Tout commence par une petite phrase lâchée mi-décembre sur les ondes par Christine Boutin. «Il n’y a pas de personnes qui ont demandé un hébergement en France cette nuit qui n’aient pas été hébergées», avait pointé la ministre du Logement pour désavouer la tentative d’installation d’un campement par les Enfants de Don Quichotte à proximité de Notre-Dame, à Paris. Cette déclaration a convaincu Christophe Louis, président du collectif des Morts de la rue, d’écrire à Christine Boutin pour lui signifier que ces mesures de mise à l’abri des SDF par grand froid ne sont que poudre aux yeux. «Tous le savent aujourd’hui, ce n’est pas le froid qui tue les personnes de la rue, c’est le lot complexe des difficultés de la vie à la rue : violence, usure, humiliation, déshumanisation.» Il a joint en annexe une étude ponctuelle basée sur des «données partielles et artisanales» recueillies par son association.
«Depuis l’élection présidentielle en mai, nous avons appris la mort de 11 femmes et de 88 hommes qui vivaient ou avaient vécu à la rue.» Ce qui fait 99 décès de mai à novembre.
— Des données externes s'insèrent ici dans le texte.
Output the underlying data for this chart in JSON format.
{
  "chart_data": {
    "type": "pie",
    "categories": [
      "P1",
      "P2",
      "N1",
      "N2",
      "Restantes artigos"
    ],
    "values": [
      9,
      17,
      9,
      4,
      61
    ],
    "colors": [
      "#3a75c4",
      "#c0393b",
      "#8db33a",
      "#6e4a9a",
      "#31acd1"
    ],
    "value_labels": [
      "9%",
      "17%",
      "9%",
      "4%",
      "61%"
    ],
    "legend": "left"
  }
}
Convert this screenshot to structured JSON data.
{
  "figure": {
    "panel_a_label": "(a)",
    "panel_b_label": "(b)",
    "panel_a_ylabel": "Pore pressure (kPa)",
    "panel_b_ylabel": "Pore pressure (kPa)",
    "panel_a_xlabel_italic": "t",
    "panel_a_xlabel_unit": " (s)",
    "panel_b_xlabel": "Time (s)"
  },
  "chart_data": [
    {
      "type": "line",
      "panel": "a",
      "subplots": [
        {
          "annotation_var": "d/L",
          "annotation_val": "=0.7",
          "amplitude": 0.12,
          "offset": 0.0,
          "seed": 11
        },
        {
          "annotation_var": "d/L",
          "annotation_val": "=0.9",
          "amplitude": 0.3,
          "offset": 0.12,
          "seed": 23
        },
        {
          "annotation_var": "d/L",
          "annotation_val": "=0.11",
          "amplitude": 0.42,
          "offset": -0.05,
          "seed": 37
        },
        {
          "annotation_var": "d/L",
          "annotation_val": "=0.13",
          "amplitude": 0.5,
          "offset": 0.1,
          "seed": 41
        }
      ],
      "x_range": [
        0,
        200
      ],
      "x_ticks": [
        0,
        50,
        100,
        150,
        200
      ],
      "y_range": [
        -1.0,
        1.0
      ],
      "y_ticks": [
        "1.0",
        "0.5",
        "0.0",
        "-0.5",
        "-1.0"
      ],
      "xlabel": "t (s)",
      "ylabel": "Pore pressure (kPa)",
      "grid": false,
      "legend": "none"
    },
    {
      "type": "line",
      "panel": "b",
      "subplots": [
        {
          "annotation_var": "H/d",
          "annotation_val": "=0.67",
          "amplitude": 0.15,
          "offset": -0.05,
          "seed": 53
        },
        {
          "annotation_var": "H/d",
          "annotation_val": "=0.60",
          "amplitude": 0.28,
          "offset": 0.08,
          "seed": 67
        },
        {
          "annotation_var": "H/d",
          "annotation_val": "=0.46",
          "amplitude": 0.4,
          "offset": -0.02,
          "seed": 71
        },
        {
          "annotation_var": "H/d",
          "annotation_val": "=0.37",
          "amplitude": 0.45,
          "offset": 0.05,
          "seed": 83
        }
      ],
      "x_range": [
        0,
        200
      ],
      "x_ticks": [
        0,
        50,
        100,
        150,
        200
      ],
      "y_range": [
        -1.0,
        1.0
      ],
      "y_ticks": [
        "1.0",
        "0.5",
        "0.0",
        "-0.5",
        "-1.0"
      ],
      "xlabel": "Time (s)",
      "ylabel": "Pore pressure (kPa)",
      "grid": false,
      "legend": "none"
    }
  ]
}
Pour décembre, on en recense deux connus, à Paris et à Sète. «J’ai collecté ces chiffres pour montrer qu’au-delà des petites phrases rien n’a changé. Et que, depuis l’installation du nouveau gouvernement, tout continue comme avant. C’est pas pire, mais c’est pas mieux.»
Chaque année, le Collectif des morts de la rue recense entre 200 et 250 décès. Mais ce sont des données partielles. Elles sont fournies par les associations d’aide aux sans-abri, par les hôpitaux, par les assistantes sociales, par les sans-abri eux-mêmes qui parfois signalent la disparition d’un des leurs. L’une des demandes du collectif est que les préfectures lui communiquent leurs chiffres. «Elles disposent de tous les avis de décès survenus sur la voie publique. Après identification, il n’est pas difficile de savoir si la personne était sans domicile fixe», souligne Christophe Louis.
Des morts en toute saison
Au vu des données existantes, un constat s’impose : il y a autant de morts en été qu’en hiver. Le froid n’est qu’un danger parmi tous ceux qu’affrontent au quotidien les personnes vivant à la rue. Les statistiques jointes dans l’annexe de la lettre envoyée à Christine Boutin montrent, mois par mois, une constante dans le nombre des décès : 12 morts en mai 2007, 14 en août, 14 en septembre, 16 en novembre… Mauvaise nutrition, absence de soins, usure du corps du fait de l’errance, sommeil en pointillé par crainte des agressions, violence. «Dans la rue, les gens se consument au jour le jour», analyse Christophe Louis, qui précise dans sa lettre à la ministre du Logement que «l’hébergement d’urgence proposé quelques jours par an ne changera pas grand-chose à cette litanie infernale».
50 ans d’espérance de vie
On meurt jeune dans la rue. Pour les 99 morts recensés entre mai et novembre 2007, le Collectif des morts de la rue a procédé à une analyse de ces décès par tranche d’âge : seuls 6 victimes avaient plus de 65 ans. Chez les autres : 19 avaient moins de 46 ans, 22 entre 46 et 50 ans, et 22 entre 56 et 65 ans. Moyenne d’âge pour l’ensemble : 50 ans, dans un pays où l’espérance de vie moyenne est de plus de 80 ans (77,2 ans pour les hommes et 84,1 ans pour les femmes). «Nous sommes confrontés chaque jour à la mort prématurée des personnes de la rue», écrit Christophe Louis dans sa lettre. Et leur espérance de vie de trente ans inférieure à celle de l’ensemble des Français.
La violence tue davantage que le froid
Dans son étude, le collectif a tenté de savoir quelles étaient les causes du décès des 99 morts qu’il a recensés. «Nous ne sommes pas parvenus à obtenir des précisions pour tous les décès intervenus pour la période étudiée», affirme Christophe Louis. Seuls 37 cas ont pu être analysés : 5 décès sont consécutifs à une longue maladie, 18 relèvent d’une mort naturelle soudaine (arrêt cardiaque, hémorragie cérébrale, épilepsie, froid…), et 14 ont été provoqués par la violence. Conclusion de Christophe Louis : «La rue, c’est bien plus dangereux que le froid. C’est pour cela que les SDF se terrent pour dormir.»